Conclusies gebiedsbescherming
Conclusies soortbescherming
Het aspect natuurbescherming vormt geen belemmering in het kader van onderhavig bestemmingsplan.
Vanuit Rijks- en provinciaal beleid wordt steeds meer nadruk gelegd op duurzaam waterbeheer in de bebouwde omgeving. Vernieuwing in het provinciaal waterbeheer wordt gestalte gegeven door onder andere een (grensoverschrijdende) stroomgebiedbenadering, een brongerichte aanpak, het solidariteitsprincipe (niet afwentelen) en het vooraf betrekken van water bij ruimtelijke ontwikkelingen en afwegingen.
Vertaling van het landelijk en provinciaal beleid naar gemeentelijk beleid houdt op hoofdlijnen het volgende in: binnen nieuwe in- en uitbreidingsgebieden moet 'slimmer' en 'creatiever' met schoon hemelwater worden omgegaan. Het principe van vasthouden bergen en afvoeren van hemelwater is hierbij van groot belang.
De kenmerken van de watersystemen, zoals die voorkomen in het plangebied (en omgeving), kunnen het beste beschreven worden door een onderverdeling te maken in de soorten van water die in het gebied aanwezig zijn. De belangrijkste zijn: bodem en grondwater, oppervlaktewater, ecosysteem en afval- en hemelwater.
Bodemopbouw
De bodem bestaat uit lemig fijn zand en behoort grotendeels tot de Hoge zwarte enkeerdgronden (zEZ23).
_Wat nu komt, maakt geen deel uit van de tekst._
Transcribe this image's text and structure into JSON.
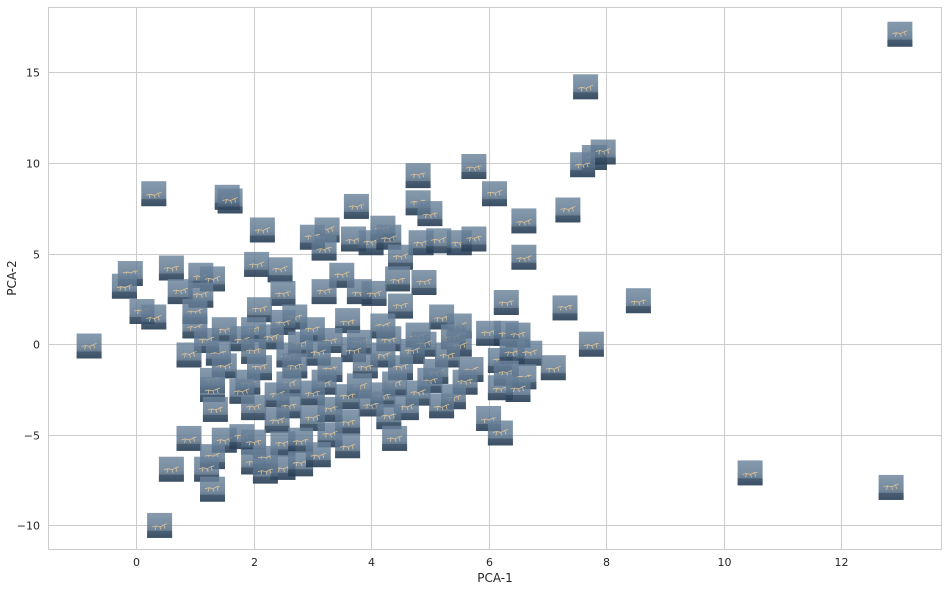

De grootste oppervlakten van deze kaarteenheid liggen in de omgeving van Maasbree. Verder zijn er nog een aantal kleinere vlakken bij Baarlo. Het reliëf van deze gronden is zeer zwak golvend; de begrenzing bestaat op veel plaatsen uit een steilrandje. Soms vormt een houtwal de begrenzing.
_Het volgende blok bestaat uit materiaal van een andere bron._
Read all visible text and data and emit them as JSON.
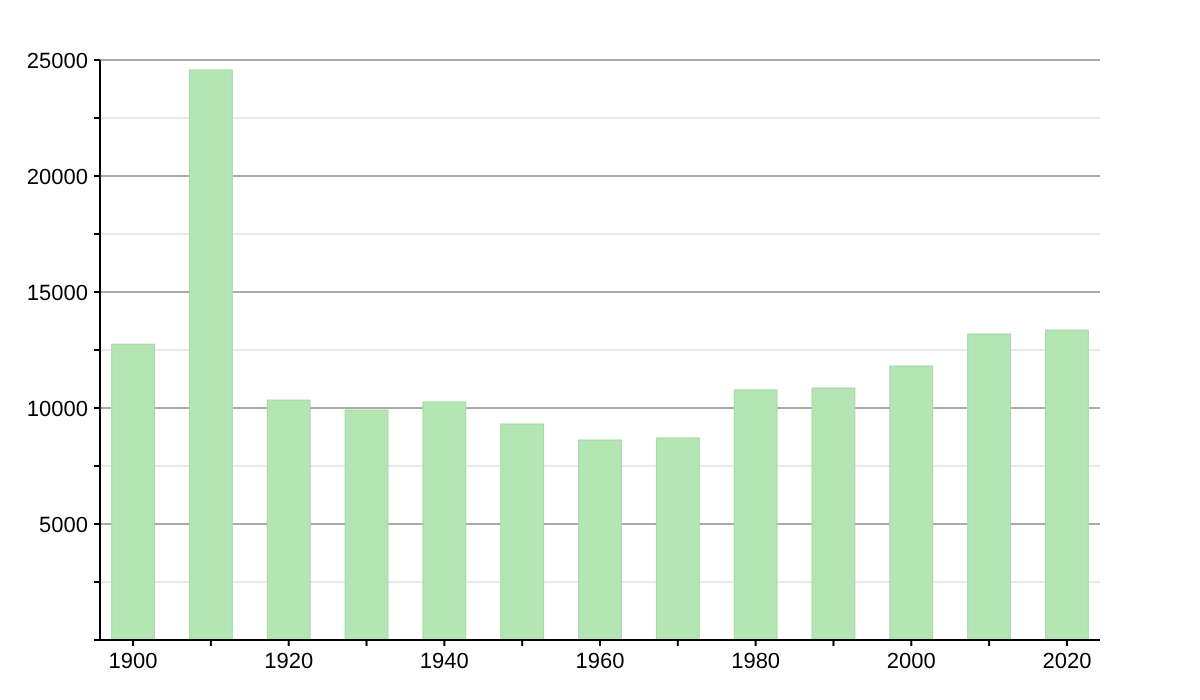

Het bodemgebruik is hoofdzakelijk bouwland, waarop rogge, haver, aardappelen en bieten worden verbouwd. Op sommige percelen is fruit aangeplant. Ook komen veel asperges voor. De gronden zijn in het algemeen zeer droog, de gemiddelde hoogste grondwaterstand is lager dan 80 cm beneden maaiveld (grondwatertrap VII).
![]() |
Afbeelding 14. Uitsnede Bodemkaart van Nederland (bron: Stichting voor Bodemkartering Wageningen / Rijk Geologische Dienst, Haarlem 1977) met aanduiding ligging plangebied (rode ster) |
Uit de kaart 'Milieubeschermingsgebieden', behorende bij de Omgevingsverordening Limburg 2014, is af te lezen dat het plangebied niet is gelegen in infiltratie-, grondwater- of overige beschermingsgebieden.
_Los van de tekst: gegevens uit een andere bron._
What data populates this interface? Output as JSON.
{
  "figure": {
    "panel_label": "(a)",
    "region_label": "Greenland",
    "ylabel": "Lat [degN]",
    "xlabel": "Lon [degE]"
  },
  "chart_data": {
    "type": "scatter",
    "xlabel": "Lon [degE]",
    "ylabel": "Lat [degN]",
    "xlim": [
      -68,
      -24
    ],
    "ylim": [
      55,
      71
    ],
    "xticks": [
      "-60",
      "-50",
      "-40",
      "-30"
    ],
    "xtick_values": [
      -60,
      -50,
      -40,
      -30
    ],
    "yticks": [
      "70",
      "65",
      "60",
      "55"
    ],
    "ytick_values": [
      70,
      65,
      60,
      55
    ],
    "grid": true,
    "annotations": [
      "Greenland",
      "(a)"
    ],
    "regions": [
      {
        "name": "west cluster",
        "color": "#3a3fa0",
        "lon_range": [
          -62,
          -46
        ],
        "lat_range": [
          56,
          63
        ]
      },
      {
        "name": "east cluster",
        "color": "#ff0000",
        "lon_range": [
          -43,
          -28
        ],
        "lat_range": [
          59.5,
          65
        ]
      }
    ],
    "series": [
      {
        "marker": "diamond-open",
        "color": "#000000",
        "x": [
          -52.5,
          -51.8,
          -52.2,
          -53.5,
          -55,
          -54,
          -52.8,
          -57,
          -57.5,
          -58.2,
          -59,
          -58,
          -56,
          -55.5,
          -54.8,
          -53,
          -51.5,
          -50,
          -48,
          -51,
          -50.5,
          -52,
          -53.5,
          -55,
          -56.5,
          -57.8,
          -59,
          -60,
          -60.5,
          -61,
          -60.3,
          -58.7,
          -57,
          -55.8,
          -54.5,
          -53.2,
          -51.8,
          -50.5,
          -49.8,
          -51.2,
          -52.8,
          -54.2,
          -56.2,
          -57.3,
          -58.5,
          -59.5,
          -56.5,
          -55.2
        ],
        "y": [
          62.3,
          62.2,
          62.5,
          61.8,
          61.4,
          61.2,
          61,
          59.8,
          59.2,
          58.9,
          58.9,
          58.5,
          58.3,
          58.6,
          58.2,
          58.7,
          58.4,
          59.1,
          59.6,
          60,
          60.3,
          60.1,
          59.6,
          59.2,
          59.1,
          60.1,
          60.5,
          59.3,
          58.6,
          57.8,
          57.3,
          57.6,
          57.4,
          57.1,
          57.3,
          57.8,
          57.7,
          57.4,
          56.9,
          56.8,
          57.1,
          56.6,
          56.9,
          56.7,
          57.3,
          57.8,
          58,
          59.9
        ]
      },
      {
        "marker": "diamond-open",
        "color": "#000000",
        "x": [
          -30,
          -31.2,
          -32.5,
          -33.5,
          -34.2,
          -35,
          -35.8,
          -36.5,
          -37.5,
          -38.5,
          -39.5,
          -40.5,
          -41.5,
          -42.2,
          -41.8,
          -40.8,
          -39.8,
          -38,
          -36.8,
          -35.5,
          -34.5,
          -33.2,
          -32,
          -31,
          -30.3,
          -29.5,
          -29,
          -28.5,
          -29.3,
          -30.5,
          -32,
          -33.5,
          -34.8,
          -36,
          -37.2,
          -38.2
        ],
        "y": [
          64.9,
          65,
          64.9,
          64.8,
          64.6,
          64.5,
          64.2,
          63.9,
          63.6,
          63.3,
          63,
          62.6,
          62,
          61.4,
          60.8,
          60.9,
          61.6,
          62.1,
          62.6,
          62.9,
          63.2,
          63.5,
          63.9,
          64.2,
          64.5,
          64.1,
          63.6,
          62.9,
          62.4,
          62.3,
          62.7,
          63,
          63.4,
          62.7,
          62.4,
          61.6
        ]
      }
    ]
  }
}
In het plangebied is geen oppervlaktewater aanwezig. Op een afstand van ca. 140 ten oosten van het plangebied is de primaire watergang 'Leeuwerik' gelegen. De ontwikkelingen binnen het plangebied zijn niet van invloed op het verloop van de watergang, noch op de waterkwanititeit en waterkwaliteit.
![]() |
Afbeelding 15. Uitsnede Legger Noord-Limburg Waterschap Limburg met aanduiding ligging plangebied (rode lijn) |
Algemeen
Bij nieuwbouw is het beleid om honderd procent van het verharde oppervlak af te koppelen en het schone hemelwater te infiltreren in de bodem. De volgende stap is het bergen van water. Pas wanneer vasthouden en bergen niet meer mogelijk is, kan gekozen worden voor afvoeren.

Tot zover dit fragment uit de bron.